1. The Olympic bodies’ original decision making in determining the design and nature of the Stadium built for the Games and what thought was given to how the Stadium would be used post-Games

2. The decision making of LLDC and its forebears in the tendering for and delivery of the Stadium transformation in light of the original design and its legacy objectives

3. Decisions pertaining to the current operational arrangement for the Stadium, including those made by LLDC, LB Newham and E20 Stadium LLP, and those taken by Her Majesty’s Government and the GLA such as hosting the 2015 Rugby World Cup and the 2017 World Athletics.

Moore Stephen’s project plan is for a draft report to be presented to the GLA in June 2017. The report will then be finalised and a public report made available to the public later in the summer.

Whether £140,000 is a good use of taxpayers money to tell us what we already know is a valid question but Moore Stephens seems an odd choice as they have been regular auditors for the LLDC and were involved in the stadium transformation itself.

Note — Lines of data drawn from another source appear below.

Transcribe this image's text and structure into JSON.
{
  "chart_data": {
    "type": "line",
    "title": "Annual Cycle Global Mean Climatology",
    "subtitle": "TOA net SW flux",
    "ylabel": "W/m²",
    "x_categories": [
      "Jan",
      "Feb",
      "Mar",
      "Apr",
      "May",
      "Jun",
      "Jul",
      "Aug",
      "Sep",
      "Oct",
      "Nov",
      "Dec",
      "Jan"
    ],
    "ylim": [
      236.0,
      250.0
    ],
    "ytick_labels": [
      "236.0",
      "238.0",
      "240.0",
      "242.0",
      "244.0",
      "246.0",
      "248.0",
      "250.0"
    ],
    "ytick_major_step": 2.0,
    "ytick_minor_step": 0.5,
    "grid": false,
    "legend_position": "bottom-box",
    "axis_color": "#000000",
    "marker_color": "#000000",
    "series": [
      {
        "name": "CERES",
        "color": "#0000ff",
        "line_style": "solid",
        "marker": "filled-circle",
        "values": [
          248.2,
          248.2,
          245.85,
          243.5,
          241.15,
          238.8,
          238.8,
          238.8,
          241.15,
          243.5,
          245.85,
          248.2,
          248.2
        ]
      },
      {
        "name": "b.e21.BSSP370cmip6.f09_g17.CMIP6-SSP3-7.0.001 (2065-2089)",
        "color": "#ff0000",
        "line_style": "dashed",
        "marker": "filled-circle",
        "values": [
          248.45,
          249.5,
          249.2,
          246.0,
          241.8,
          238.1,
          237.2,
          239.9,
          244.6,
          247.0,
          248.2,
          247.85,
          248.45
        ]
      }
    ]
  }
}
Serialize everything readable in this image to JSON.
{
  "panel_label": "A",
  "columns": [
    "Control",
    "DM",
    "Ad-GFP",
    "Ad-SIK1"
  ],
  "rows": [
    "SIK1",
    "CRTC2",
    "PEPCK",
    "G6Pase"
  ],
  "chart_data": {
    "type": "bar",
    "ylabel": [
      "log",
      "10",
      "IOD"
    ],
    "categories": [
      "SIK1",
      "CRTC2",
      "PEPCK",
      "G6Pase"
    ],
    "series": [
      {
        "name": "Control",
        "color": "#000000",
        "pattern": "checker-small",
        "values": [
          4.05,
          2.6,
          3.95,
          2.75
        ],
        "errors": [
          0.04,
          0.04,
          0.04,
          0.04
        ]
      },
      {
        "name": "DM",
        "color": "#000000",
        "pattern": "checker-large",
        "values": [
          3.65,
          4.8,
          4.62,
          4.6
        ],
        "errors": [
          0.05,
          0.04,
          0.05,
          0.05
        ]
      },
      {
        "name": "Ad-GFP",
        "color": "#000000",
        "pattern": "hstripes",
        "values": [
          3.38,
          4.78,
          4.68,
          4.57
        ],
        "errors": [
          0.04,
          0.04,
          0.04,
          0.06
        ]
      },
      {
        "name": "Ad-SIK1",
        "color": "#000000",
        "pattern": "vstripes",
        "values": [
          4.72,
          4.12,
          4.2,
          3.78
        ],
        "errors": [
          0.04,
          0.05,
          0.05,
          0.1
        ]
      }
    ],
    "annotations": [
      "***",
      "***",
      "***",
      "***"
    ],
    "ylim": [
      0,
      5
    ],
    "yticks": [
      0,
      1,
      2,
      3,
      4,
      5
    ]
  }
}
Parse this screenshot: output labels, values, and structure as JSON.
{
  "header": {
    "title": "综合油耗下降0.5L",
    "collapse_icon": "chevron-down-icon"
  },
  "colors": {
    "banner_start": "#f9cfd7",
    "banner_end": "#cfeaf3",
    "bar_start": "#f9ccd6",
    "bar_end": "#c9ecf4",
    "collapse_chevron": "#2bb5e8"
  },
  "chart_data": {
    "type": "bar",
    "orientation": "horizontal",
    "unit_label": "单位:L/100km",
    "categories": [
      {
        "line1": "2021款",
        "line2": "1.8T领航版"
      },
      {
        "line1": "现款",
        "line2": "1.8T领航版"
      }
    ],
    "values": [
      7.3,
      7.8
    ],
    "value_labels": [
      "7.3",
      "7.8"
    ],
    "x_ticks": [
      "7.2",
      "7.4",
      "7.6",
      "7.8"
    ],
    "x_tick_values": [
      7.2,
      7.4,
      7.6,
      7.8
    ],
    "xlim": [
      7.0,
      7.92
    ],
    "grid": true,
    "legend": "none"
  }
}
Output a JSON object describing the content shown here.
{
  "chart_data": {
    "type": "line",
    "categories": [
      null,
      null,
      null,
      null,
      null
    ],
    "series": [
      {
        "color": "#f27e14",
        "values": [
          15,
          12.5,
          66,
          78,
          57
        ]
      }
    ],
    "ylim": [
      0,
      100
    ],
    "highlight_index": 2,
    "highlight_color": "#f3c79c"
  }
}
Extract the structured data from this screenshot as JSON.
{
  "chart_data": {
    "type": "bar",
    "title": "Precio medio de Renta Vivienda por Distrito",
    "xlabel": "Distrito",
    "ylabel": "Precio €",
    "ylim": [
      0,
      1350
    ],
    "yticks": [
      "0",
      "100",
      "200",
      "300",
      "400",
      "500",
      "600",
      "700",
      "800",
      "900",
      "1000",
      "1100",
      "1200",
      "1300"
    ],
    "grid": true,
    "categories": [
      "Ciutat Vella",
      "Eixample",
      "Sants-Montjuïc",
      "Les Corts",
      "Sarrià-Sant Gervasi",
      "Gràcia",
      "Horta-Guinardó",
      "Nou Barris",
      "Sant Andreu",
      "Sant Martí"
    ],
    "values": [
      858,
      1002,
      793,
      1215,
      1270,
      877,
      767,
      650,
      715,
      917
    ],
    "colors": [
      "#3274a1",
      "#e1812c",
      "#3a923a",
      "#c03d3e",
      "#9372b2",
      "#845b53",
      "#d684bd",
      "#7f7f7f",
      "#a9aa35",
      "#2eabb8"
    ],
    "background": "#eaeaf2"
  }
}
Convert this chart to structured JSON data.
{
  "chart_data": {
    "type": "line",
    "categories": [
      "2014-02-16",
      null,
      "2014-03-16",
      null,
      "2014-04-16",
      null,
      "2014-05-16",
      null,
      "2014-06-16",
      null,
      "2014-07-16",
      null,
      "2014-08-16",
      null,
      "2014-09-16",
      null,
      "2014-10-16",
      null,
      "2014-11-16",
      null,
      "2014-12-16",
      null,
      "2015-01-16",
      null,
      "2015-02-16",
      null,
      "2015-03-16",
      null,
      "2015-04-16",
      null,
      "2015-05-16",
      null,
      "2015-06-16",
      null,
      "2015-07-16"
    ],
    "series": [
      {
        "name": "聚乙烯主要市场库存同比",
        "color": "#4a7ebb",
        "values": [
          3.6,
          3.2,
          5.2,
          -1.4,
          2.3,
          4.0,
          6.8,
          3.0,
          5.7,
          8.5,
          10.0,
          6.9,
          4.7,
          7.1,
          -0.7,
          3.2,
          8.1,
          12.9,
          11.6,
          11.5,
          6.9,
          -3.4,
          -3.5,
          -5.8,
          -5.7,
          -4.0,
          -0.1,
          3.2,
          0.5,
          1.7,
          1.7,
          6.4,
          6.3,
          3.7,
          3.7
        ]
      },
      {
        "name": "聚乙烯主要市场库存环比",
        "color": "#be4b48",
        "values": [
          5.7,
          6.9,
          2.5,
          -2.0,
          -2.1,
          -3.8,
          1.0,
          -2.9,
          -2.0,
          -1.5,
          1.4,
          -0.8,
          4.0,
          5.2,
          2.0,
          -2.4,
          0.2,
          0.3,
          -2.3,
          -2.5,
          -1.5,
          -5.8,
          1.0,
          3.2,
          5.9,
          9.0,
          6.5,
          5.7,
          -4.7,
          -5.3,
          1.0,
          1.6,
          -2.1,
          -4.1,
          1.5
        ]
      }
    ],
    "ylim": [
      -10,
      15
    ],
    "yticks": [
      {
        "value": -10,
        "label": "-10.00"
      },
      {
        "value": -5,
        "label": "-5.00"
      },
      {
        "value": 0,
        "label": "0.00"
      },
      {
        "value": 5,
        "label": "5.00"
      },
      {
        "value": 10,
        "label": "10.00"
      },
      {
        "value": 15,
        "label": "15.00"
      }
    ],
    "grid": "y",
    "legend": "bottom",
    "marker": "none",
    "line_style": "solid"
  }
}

In 2013 they audited the LLDC for change control, project management and business cases in relation to the Queen Elizabeth Olympic Park and these reports are still in the public domain. In 2015 they were involved with the Mayor’s office to audit the London Stadium transformation project. They gave a green light to the project in
April 2015 in another public document which is still online.

It all seems rather strange but then again it is politics at the heart of this investigation.

The Stadium operators budget and business case has been shot to pieces, they under estimated the number of stewards, the cost of policing and extra security costs. The lack of a Stadium naming rights partner for the first season has cost them big also. Budget projections from the LLDC suggest they will lose £8.4m in operating costs in the stadium 2017/2018 with a loss of £5.4m in operating costs in 2018/2019. They are predicted to lose £35m this year.

Gone are the days of a business plan which suggested a £250,000 profit each year to the taxpayer. At the time there was an outcry it was only £250,000!

As a side note, the stadium owners are thought to be on the brink of announcing paying London Living Wage for all sub contractors working the London stadium which increase running costs yet again by at least another £250,000 per year.

We shall wait and see the outcome of the report but I could have saved them the money as I can almost guarantee what the report will say.